Lone Survivor. I watched it on a screener DVD back before Christmas, and at that time concluded that my intense philosophical disagreements weren't going to be at all productive as the spine of a review - anyone who agrees with me would just end up depressed by what I'd say and anyone who disagrees would be angry - but that the movie itself was such a hash of flat characters and clumsy storytelling that I had nothing interesting to say about its technique. But it's heading to #1 at the American box office, and I made my stupid pledge years ago, so I'll at least throw a few thoughts out there without going to the work of a full-on analysis of the thing.
If Berg and producer-star Mark Wahlberg were at all sincere in their widely-expressed intention that this should be a dignifying tribute to the Navy SEALS who died during a failed operation to kill a Taliban leader in 1995, leaving just a lone survivor in the form of Marcus Luttrell, played by Wahlberg (no spoilers here: what the title doesn't give away, the first ten minutes of the film do in a flash-forward), surely they could have done a much better job of it than this. The four SEALS sent on that fatal mission have barely a dime's worth of differentiating characterisation, and it's literally only because the actors playing them are all familiar to me that I was able to tell them apart at all. Berg's screen adaptation of Luttrell's memoirs aims for nobility, but it ends up landing squarely in clichés from movies about soldiers stretching back 70 years or more, and the heroes he's trying to memorialise are presented as stock figures at best, saddled with wheezingly trite dialogue that makes them sound like reductive cartoons.
The story surrounding them breaks apart into four pieces of irregular size, opening with an all but explicit advertisement for the Navy that transitions into the best part of the film by far, a nuts-and-bolts look at what the mission consisted of on a practical and mechanical level, following the SEALS - Wahlberg as Luttrell, Taylor Kitsch as Michael Murphy, Emile Hirsch as Danny Dietz, and Ben Foster as Matt Axelson - as they're going about the business of soldiering, eventually slamming into a moral crisis that suffers from being the most conspicuously overwritten part of the script. Then we jump into a loud, hugely brutal combat sequence that is at once the most finely-made part of the film (the sound design alone is sort of miraculous), and also the most dubious, with Berg and cinematographer Tobias Schliessler lingering on the suffering of the four men with a visceral energy that emphasises the "died" part of "died for their country" with rather more slasher film glee than I could imagine being comfortable with. And then there's Luttrell's escape, a sequence that could be turned into a rich and involving movie all on its own, if Berg and company weren't too busy making this a fevered combat video game in the guise of a tribute film.

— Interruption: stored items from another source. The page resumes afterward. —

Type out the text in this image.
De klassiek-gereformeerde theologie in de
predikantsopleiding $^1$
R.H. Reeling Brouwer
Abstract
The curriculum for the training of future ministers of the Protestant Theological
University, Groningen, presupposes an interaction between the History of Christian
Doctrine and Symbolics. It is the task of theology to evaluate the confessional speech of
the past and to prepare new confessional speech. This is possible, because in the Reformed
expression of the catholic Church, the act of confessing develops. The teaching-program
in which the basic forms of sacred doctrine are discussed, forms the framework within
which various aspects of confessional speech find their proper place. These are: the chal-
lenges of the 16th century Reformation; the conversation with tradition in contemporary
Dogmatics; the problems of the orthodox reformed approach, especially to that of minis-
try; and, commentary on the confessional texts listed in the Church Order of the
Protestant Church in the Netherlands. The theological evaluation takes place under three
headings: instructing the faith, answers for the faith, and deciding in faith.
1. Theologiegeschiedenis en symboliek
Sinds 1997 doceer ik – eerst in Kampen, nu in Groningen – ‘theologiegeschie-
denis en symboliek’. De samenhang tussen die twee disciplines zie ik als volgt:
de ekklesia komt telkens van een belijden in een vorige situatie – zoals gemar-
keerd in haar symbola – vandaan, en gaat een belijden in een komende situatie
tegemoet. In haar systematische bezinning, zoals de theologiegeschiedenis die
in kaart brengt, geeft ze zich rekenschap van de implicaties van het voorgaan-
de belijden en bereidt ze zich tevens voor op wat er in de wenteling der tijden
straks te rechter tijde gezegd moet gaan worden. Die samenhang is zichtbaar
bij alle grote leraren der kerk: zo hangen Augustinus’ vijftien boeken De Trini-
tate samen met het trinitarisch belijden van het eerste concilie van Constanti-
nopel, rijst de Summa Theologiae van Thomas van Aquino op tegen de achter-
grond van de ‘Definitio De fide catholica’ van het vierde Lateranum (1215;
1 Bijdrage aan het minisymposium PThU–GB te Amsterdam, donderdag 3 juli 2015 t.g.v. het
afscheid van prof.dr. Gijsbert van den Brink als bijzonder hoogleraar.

It's all very shallow, very glossy, very bloody, and very unpersuasive as serious drama; it's violence porn, really, and not even especially concerned about whether it's fetishising the Good Guys or the Bad Guys. And that comes right back to the characters, who simply aren't given enough life to make it possible to care for them once the shooting starts: the actors all do their best to be interesting and have personalities (Kitsch, I am surprised to say, doing far and away the best job of it, for my tastes), but they're still pretty rigid and brittle anyway. On the level of being a potent gutpunch of an experience, I guess this works, but it strikes me as being a trivialising, sensationalist way of paying tribute to anything, and far too unreflective to say anything largely interesting or worthwhile.
But I am a pacifist humanist, and Berg no doubt does not give a shit what I have to say.